In summary, it is not difficult to find many studies on industrial carbon emissions and carbon peaking in existing literature, and relatively affluent research results have been achieved. However, there are still the following shortcomings. On the one hand, in constructing of the evaluation index system of influencing factors of industrial carbon emissions, few scholars have comprehensively evaluated it from four dimensions: population, structure, economy, and technology. On the other hand, the realization of the national energy conservation and emission reduction strategy goals cannot be achieved without the achievement and support of the carbon emission indicators of each city. Unfortunately, the current research on carbon emissions is mainly from the macro perspective of China’s overall region or the perspective of provinces, with insufficient attention paid to small and medium-sized cities, especially industrial cities.

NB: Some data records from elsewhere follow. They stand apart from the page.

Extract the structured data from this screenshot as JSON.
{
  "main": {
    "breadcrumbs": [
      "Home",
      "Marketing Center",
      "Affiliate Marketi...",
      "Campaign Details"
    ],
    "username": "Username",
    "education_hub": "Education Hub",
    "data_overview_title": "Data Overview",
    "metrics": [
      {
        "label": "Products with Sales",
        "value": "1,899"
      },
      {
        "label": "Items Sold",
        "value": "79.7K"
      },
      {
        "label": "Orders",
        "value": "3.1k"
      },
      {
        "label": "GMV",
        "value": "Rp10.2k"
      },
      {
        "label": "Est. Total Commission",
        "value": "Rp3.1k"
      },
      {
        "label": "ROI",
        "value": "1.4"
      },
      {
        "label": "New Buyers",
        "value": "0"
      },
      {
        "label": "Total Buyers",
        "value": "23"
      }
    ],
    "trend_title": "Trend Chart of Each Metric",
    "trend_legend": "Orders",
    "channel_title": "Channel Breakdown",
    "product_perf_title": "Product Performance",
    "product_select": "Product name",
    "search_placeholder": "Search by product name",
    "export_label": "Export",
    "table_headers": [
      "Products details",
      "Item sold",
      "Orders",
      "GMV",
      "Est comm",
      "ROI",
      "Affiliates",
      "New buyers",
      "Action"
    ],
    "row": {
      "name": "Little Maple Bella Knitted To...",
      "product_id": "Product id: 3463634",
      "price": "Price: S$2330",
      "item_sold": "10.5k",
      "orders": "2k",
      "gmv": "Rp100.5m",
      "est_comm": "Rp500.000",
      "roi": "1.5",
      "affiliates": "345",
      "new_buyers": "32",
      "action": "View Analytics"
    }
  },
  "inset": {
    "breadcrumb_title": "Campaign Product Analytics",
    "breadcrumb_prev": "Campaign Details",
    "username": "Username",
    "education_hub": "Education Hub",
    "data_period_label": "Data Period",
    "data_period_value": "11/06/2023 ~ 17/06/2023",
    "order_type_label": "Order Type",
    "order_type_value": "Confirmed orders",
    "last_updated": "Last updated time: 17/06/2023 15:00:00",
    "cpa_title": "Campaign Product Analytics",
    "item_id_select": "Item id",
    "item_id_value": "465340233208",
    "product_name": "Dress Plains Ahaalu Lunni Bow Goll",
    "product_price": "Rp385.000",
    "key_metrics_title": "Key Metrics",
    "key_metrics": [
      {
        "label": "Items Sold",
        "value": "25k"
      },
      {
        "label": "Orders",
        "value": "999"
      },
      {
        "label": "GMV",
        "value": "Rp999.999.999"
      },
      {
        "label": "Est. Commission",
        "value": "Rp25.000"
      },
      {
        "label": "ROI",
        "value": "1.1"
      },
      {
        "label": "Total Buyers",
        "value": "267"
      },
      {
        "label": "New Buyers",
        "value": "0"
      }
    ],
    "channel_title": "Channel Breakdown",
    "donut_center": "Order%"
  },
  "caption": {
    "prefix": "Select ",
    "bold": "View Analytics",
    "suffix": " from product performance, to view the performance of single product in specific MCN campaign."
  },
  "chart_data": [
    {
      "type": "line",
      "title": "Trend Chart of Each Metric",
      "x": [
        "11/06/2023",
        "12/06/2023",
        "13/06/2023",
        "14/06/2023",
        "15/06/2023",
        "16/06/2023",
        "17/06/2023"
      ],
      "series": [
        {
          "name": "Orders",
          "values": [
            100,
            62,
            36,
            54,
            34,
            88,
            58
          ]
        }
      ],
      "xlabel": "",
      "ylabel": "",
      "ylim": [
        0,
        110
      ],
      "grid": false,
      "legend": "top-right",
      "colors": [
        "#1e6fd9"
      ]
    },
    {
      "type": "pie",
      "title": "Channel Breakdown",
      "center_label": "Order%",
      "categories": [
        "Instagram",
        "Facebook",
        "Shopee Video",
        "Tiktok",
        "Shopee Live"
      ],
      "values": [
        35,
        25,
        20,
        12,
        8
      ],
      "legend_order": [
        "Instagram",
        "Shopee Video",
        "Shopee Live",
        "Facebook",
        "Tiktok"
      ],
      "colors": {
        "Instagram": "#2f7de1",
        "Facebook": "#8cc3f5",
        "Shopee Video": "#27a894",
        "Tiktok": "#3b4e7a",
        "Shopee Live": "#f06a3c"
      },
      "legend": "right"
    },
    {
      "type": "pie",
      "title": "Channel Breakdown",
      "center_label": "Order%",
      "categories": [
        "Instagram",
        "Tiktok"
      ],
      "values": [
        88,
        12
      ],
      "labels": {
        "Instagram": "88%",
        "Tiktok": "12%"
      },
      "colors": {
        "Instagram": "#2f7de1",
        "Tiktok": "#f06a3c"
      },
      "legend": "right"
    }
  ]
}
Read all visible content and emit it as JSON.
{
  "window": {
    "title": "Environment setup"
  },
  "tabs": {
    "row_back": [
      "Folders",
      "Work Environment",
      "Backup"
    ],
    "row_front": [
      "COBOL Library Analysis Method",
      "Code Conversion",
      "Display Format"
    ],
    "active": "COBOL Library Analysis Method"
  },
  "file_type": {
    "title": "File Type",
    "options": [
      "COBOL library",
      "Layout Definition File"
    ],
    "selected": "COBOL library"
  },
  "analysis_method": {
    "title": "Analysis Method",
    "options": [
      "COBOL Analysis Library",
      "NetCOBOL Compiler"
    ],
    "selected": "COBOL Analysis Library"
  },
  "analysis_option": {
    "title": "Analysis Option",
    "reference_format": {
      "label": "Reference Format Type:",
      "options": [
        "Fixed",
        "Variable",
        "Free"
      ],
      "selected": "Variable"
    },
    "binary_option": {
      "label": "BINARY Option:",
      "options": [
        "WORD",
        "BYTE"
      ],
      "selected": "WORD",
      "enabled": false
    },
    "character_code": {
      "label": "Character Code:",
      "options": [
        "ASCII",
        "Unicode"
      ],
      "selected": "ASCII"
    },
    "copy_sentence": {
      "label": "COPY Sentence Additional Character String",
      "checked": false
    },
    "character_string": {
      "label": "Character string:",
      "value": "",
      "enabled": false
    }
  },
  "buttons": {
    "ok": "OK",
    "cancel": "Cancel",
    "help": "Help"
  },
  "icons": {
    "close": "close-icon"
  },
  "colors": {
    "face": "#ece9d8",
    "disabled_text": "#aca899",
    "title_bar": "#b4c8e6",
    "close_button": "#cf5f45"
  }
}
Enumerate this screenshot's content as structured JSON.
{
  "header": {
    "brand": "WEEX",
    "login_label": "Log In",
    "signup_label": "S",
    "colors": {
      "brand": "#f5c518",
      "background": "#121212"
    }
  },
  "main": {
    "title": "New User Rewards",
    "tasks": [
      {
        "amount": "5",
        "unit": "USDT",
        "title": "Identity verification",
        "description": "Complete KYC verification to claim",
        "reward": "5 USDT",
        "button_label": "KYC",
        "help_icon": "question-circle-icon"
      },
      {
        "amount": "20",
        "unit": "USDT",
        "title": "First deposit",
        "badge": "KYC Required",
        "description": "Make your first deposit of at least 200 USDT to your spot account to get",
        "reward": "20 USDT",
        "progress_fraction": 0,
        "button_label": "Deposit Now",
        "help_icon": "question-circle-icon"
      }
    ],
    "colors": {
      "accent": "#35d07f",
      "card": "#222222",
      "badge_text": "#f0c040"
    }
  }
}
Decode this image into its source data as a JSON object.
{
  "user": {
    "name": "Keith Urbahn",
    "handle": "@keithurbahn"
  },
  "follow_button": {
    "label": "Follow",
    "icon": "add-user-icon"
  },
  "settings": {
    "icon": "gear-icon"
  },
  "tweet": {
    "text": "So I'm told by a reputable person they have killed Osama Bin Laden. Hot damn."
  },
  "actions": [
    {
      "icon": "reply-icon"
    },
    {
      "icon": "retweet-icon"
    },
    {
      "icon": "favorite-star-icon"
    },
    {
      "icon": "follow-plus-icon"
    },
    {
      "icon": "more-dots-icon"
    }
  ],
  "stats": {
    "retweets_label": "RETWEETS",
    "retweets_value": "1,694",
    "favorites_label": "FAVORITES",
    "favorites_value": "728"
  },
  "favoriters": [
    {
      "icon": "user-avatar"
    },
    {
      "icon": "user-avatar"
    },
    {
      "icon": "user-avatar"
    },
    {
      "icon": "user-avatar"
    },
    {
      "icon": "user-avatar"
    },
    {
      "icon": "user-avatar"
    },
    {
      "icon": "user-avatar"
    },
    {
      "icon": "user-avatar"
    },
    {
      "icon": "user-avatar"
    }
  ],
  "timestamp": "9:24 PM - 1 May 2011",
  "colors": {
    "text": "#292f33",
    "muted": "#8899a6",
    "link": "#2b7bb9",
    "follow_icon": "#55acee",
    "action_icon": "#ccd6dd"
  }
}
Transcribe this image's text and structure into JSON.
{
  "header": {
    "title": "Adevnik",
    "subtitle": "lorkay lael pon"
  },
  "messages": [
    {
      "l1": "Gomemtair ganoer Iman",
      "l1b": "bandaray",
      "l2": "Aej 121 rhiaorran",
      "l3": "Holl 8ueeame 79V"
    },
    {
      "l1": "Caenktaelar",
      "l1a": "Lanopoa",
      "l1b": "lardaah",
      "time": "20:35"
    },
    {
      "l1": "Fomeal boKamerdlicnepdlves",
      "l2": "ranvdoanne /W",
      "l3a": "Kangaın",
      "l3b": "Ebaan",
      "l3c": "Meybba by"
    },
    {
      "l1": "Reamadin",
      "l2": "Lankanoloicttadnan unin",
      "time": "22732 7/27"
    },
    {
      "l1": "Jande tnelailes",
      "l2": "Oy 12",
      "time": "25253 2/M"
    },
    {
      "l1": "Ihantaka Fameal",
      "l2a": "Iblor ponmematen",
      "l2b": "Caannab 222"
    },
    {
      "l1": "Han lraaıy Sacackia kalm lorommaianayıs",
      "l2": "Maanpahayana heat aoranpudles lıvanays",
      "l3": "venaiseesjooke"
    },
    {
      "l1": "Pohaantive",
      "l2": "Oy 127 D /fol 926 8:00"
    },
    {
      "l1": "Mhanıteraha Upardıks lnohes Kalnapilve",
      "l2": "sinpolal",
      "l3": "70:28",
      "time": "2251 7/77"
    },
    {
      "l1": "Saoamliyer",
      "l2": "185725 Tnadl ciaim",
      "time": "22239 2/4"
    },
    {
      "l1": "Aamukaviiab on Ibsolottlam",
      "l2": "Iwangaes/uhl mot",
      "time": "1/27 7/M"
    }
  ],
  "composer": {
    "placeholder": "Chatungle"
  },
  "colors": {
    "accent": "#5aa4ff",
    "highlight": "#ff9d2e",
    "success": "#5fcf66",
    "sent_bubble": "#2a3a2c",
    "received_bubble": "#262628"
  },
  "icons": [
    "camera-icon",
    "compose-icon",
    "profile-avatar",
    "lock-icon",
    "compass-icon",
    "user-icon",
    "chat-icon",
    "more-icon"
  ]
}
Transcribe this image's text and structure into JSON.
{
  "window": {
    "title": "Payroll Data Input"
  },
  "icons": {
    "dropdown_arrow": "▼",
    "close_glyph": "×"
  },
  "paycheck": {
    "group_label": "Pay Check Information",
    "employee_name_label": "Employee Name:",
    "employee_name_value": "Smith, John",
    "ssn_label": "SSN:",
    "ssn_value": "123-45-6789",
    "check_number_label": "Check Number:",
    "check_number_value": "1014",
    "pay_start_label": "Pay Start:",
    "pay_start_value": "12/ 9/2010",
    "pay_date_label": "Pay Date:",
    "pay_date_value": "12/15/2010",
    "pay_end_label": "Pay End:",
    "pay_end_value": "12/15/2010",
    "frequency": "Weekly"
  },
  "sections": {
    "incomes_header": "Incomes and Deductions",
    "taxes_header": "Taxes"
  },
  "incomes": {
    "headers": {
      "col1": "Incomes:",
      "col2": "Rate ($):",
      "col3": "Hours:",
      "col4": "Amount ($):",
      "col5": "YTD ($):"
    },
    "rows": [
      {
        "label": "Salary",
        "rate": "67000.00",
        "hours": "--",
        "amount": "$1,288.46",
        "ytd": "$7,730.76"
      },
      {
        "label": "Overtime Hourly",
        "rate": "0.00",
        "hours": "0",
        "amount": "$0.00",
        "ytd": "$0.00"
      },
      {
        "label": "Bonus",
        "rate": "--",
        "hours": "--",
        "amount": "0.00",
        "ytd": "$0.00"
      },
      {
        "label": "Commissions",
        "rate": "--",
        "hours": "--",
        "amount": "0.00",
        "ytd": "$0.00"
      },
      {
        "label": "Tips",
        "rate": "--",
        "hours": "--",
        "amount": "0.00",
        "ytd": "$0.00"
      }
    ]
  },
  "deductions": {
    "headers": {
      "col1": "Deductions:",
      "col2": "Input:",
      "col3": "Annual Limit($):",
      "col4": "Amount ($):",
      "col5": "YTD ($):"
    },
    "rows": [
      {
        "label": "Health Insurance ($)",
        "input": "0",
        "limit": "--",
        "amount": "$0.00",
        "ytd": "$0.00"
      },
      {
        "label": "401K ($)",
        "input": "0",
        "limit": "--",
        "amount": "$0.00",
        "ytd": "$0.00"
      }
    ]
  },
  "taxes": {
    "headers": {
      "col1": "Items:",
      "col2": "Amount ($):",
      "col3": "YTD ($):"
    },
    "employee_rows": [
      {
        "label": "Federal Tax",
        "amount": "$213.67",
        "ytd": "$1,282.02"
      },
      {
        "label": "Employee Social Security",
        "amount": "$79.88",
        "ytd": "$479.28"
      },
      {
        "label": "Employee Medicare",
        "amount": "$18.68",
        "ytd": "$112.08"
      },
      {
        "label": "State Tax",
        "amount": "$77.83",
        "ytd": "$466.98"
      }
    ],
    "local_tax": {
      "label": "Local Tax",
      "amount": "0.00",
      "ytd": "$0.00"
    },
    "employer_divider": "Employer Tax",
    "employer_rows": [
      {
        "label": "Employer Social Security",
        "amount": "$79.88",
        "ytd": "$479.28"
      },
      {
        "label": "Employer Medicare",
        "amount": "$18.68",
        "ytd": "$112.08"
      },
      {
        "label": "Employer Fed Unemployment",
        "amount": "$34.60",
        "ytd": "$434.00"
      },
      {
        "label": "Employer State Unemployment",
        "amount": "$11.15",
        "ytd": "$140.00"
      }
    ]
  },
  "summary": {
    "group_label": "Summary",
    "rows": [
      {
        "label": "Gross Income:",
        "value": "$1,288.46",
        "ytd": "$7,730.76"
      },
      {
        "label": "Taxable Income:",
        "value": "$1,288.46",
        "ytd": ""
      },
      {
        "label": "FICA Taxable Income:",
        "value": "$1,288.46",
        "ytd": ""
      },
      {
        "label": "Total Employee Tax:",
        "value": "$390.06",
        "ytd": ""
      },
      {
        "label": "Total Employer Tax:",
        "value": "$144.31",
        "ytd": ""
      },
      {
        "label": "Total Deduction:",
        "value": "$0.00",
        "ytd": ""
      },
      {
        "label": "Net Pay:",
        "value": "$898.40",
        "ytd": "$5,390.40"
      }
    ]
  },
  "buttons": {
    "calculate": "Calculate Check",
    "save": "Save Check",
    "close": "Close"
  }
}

Therefore, to make up for this deficiency, this paper selects Bengbu city, an essential comprehensive industrial base in Anhui Province, as the research object. Based on previous research, a thorough evaluation index system for industrial carbon emissions is constructed from four aspects: population, structure, economy, and technology. Combining the carbon emission index (CEI) method and resistance model to thoroughly analyze the influencing factors and resistance factors of carbon emission reduction, the EGM(1,1) model and linear regression equation model are applied to predict the future carbon emission trend accurately. Furthermore, the analysis results are used to explore the realization path of carbon emission reduction in Bengbu city.

Bengbu city is an essential old industrial base in Anhui Province with a relatively complete industrial system focusing on light textile, heavy industry and chemical industry. At the same time, it is also a provincial leading demonstration city of energy efficiency. In recent years, influenced by factors such as slow industrial transformation and upgrading and green development strategy, the economic growth of Bengbu city has stalled. In 2020, the industrial GDP increased by 0.03% compared to the previous year, but the industrial carbon emission remained at a relatively high level (See the Results section for detailed calculations). Therefore, it is vital for Bengbu city to coordinate the relationship between economic development and carbon emission by studying the current situation and future trends of industrial carbon emission in Bengbu city and exploring the path of green transformation for Bengbu city. In view of this, we study its carbon emission resistance factor and carbon emission trend. Since it will be less than ten years for China to reach the carbon emission peak, this paper focuses on predicting whether the industry can achieve the carbon emission peak before 2030, and regulating which factors can promote the smooth realization of the target. Finally, according to the analysis results, relevant targeted recommendations are provided for Bengbu’s carbon emission reduction, and reference for other similar industrial cities’ carbon emission reduction actions.

Materials and methods

Research area.

Bengbu city is located east of China, west of the Yangtze River Delta, and north of Anhui Province (Fig.  1 ), with a total area of 5,951 square kilometers. It is an important comprehensive industrial base in Anhui Province with a relatively complete industrial system focusing on light textile, heavy industry, and chemical industry. In 2020, the city’s permanent population was 3.3 million, with an urbanization rate of 41%. There are 1,061 industrial enterprises above designated size, with a total industrial output value of 67.46 billion yuan, accounting for 32% of Bengbu’s GDP. Meanwhile, industry accounts for nearly 50% of total carbon emissions. In conclusion, industry has a very important role in effectively achieving carbon emission reduction in Bengbu city, which needs further analysis.

figure 1

Location map of Anhui Province and Bengbu city in China. (a) Location map of Anhui Province in China. (b) Location map of Bengbu city in Anhui Province.

Data sources

The data in this paper mainly come from Bengbu Statistical Yearbook, and the carbon emissions are calculated using the carbon emissions measurement method in IPCC National Greenhouse Gas Inventory Guide. The data of Bengbu city from 2011 to 2020 are selected as the basic research data, and other relevant data are calculated by CEI method and resistance model, predicted by grey prediction model and linear regression equation model.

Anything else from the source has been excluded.